H&R Block (HRB): Upgrades to 3 STARS (hold) from 2 STARS (avoid)
Analyst: Michael Jaffe
October-quarter earnings per share of 6 cents, vs. a 4 cents loss before charges is 12 cents above S&P's estimate. The results were aided by a strong mortgage business and cost cuts in the U.S. tax business. S&P is raising the fiscal 2004 (Apr.) earnings per share estimate by 25 cents, to $3.50, vs. H&R Block's increased $3.65 to $3.85 view. S&P also is upping the fiscal 2005 estimate by 30 cents, to $3.65. At 14 times S&P's new fiscal 2005 estimate, the shares trade below the S&P 500. S&P sees the mortgage segment remaining strong amid low mortgage rates, but thinks the mature tax business and litigation concerns will leave the p-e below the S&P 500's p-e. On a higher forecast, S&P is raising the target price by $18, to $53, giving the shares a p-e of 15, based on the fiscal 2005 estimate.

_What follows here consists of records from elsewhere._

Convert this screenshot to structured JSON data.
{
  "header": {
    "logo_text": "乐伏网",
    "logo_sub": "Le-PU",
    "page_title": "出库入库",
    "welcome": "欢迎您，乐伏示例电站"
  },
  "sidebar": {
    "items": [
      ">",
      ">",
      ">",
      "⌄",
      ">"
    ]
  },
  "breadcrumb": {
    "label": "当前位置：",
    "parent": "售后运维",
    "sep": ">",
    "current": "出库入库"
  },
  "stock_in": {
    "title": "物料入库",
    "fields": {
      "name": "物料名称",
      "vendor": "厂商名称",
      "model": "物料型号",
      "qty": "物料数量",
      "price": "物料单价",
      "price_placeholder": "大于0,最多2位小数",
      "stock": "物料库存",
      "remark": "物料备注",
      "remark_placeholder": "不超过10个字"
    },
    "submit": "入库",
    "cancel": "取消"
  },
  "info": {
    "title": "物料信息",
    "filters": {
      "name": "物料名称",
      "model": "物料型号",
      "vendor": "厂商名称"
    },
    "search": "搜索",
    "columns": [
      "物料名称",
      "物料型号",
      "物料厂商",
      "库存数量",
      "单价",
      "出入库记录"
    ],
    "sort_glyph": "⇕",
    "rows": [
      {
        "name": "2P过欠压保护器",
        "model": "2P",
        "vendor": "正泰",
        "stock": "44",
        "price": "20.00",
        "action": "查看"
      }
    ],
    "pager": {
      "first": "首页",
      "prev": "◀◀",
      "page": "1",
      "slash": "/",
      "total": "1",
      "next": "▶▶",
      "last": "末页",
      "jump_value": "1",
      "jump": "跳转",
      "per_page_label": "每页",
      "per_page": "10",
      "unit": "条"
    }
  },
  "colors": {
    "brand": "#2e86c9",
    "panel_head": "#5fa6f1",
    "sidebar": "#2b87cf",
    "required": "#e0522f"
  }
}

Citigroup (C): Maintains 5 STARS (buy)
Analyst: Mark Morgan
Citigroup announced it has discovered a revenue guarantee agreement with a subcontractor for its transfer agent business in the 1997 through 1999 period that should have been disclosed to the boards of Citigroup's proprietary funds. Citigroup is making a $16 million payment to the funds, setting new procedures, and making personnel changes. The U.S. Attorney is investigating the issue. S&P thinks this development is immaterial to earnings per share in the near term and will monitor further developments. S&P's target price for Citigroup shares is $57, with a p-e of 15, based on S&P's 2004 estimate of $3.80 -- in line with Citigroup's historical average p-e.
Washington Mutual (WM): Reiterates 5 STARS (buy)

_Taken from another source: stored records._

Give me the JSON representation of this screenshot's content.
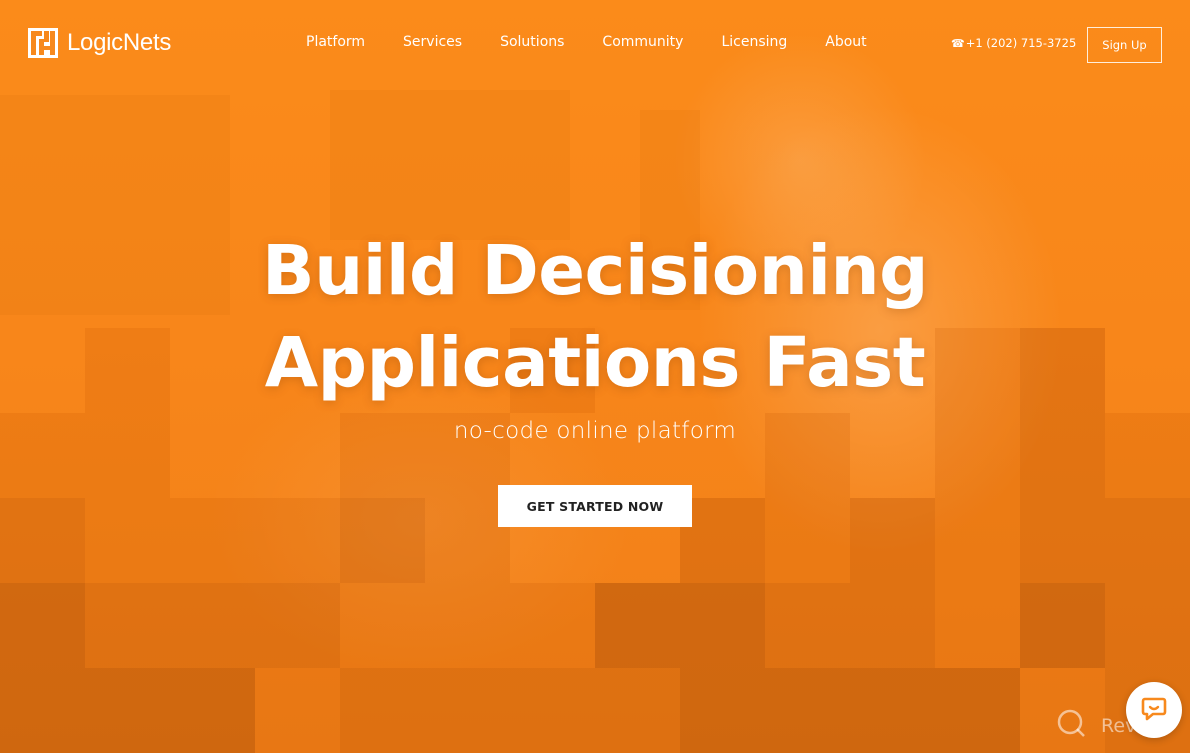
{
  "brand": {
    "name": "LogicNets",
    "accent_color": "#f7891d"
  },
  "nav": {
    "items": [
      {
        "label": "Platform"
      },
      {
        "label": "Services"
      },
      {
        "label": "Solutions"
      },
      {
        "label": "Community"
      },
      {
        "label": "Licensing"
      },
      {
        "label": "About"
      }
    ]
  },
  "header": {
    "phone_icon": "phone-icon",
    "phone": "+1 (202) 715-3725",
    "signup_label": "Sign Up"
  },
  "hero": {
    "title_line1": "Build Decisioning",
    "title_line2": "Applications Fast",
    "subtitle": "no-code online platform",
    "cta_label": "GET STARTED NOW"
  },
  "widgets": {
    "chat_icon": "chat-bubble-icon",
    "watermark_text": "Revain"
  }
}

Analyst: Erik Eisenstein, Catherine Seifert
Washington Mutual shares weakened a bit Tuesday after news that the company agreed to sell its subprime financing arm, Washington Mutual Finance, to Citigroup for $1.25 billion in cash. S&P attributes some of the weakness to investor disappointment that the deal was not a full takeover of Washington Mutual. Nevertheless, S&P views the planned sale as positive since it should free up capital to enable the company to expand its core retail banking franchise. With a p-e of 9.6, based on S&P's $4.71 2004 earnings per share estimate, and with a 3.6% dividend yield, S&P views the shares as undervalued vs. peers. S&P's 12-month target price remains $51.

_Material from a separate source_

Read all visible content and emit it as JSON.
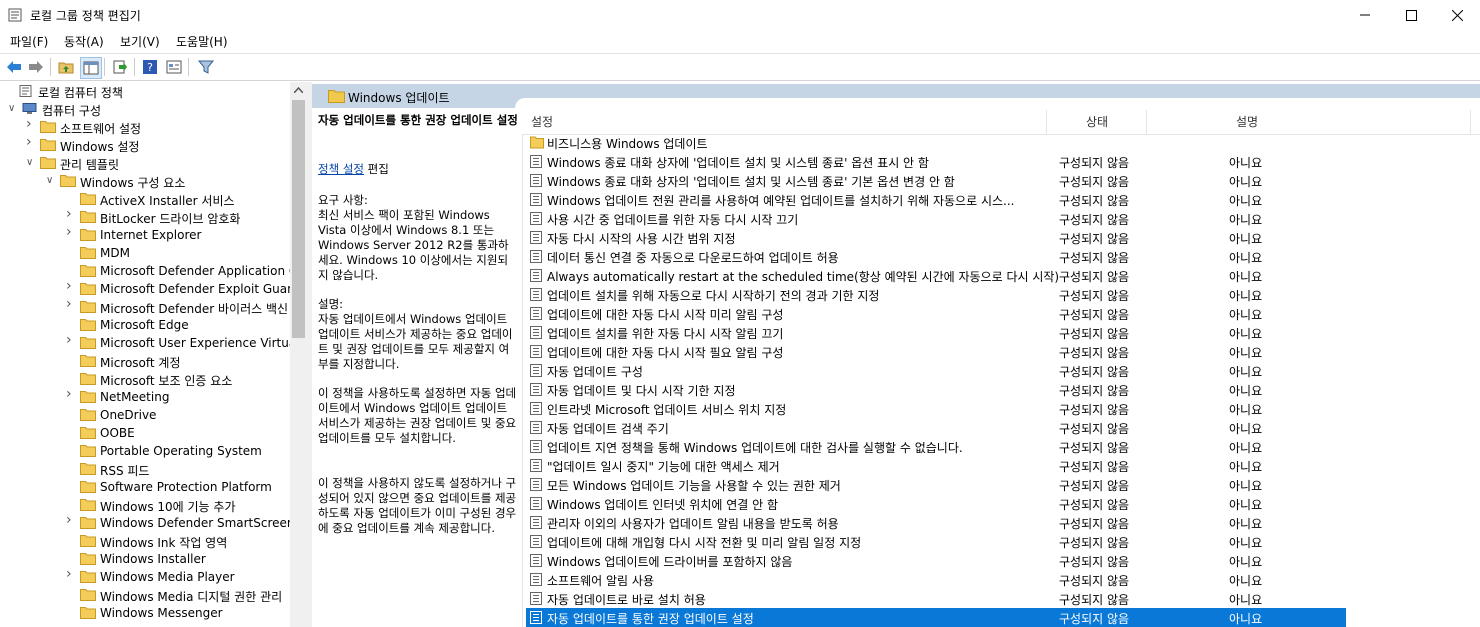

Ethan Allen (ETH): Reiterates 3 STARS (hold)
Analyst: Amrit Tewary
S&P believes Ethan Allen is well-positioned for a gradual rebound in demand for high-end residential furniture. S&P thinks its vertically integrated model and single-brand focus at retail should enable the company to continue to generate above-average margins and earnings growth rates in comparison to furniture peers. S&P expects investors to increasingly value Ethan Allen on its fiscal 2005 (June) earnings. S&P is raising the 12-month target price to $43, from $38, and applying a historical average p-e of 16 to S&P's fiscal 2005 (June) estimate of $2.67. S&P would hold Ethan Allen, based primarily on valuation.